Barbara struggled with the issue of loving the unlovable as she went to sleep that evening. She woke up in the middle of the night and felt that God led her to the Bible verse 1 John 3:17 (NIV) “If anyone has material possessions and sees his brother in need but has no pity on him, how can the love of God be in him?” Barbara realized she was being a hypocrite.
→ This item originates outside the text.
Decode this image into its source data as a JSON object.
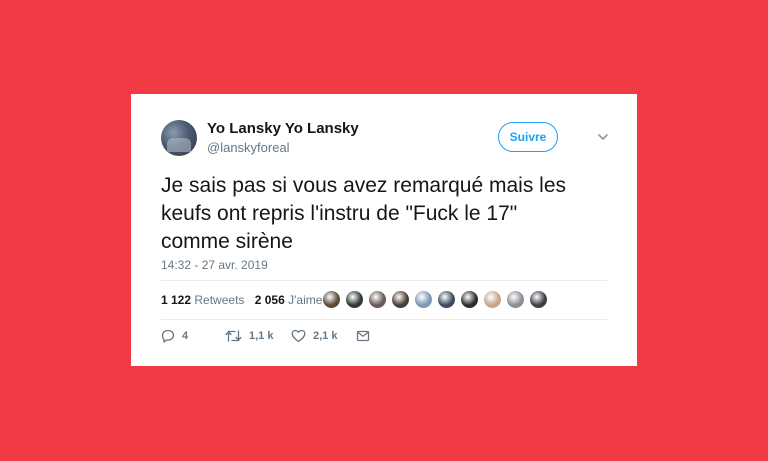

The next day at lunch, Barbara struck up a conversation with Angela and ate with her. After that, Barbara began to eat lunch with Angela several days a week and greeted her when they passed each other on campus. Before long, Barbara did not notice Angela’s outward appearance. A month later, Barbara noticed Angela’s appearance was changing. Angela took out her piercings. Barbara and Angela’s friendship continued to grow and Angela made more drastic changes: she let her hair grow out, went on a mission trip, and started wearing skirts. One day, Barbara asked her what made her change so drastically. Angela responded, “Well, I figured if I could look weird and you could love me like that, then I know I could look normal and other people would accept me too.”

This friendship didn’t only change Angela, it also helped Barbara learn to love the unlovable and become more compassionate toward the ones she had judged by their appearances. When we learn to love despite the outward appearances, we can find a hidden jewel.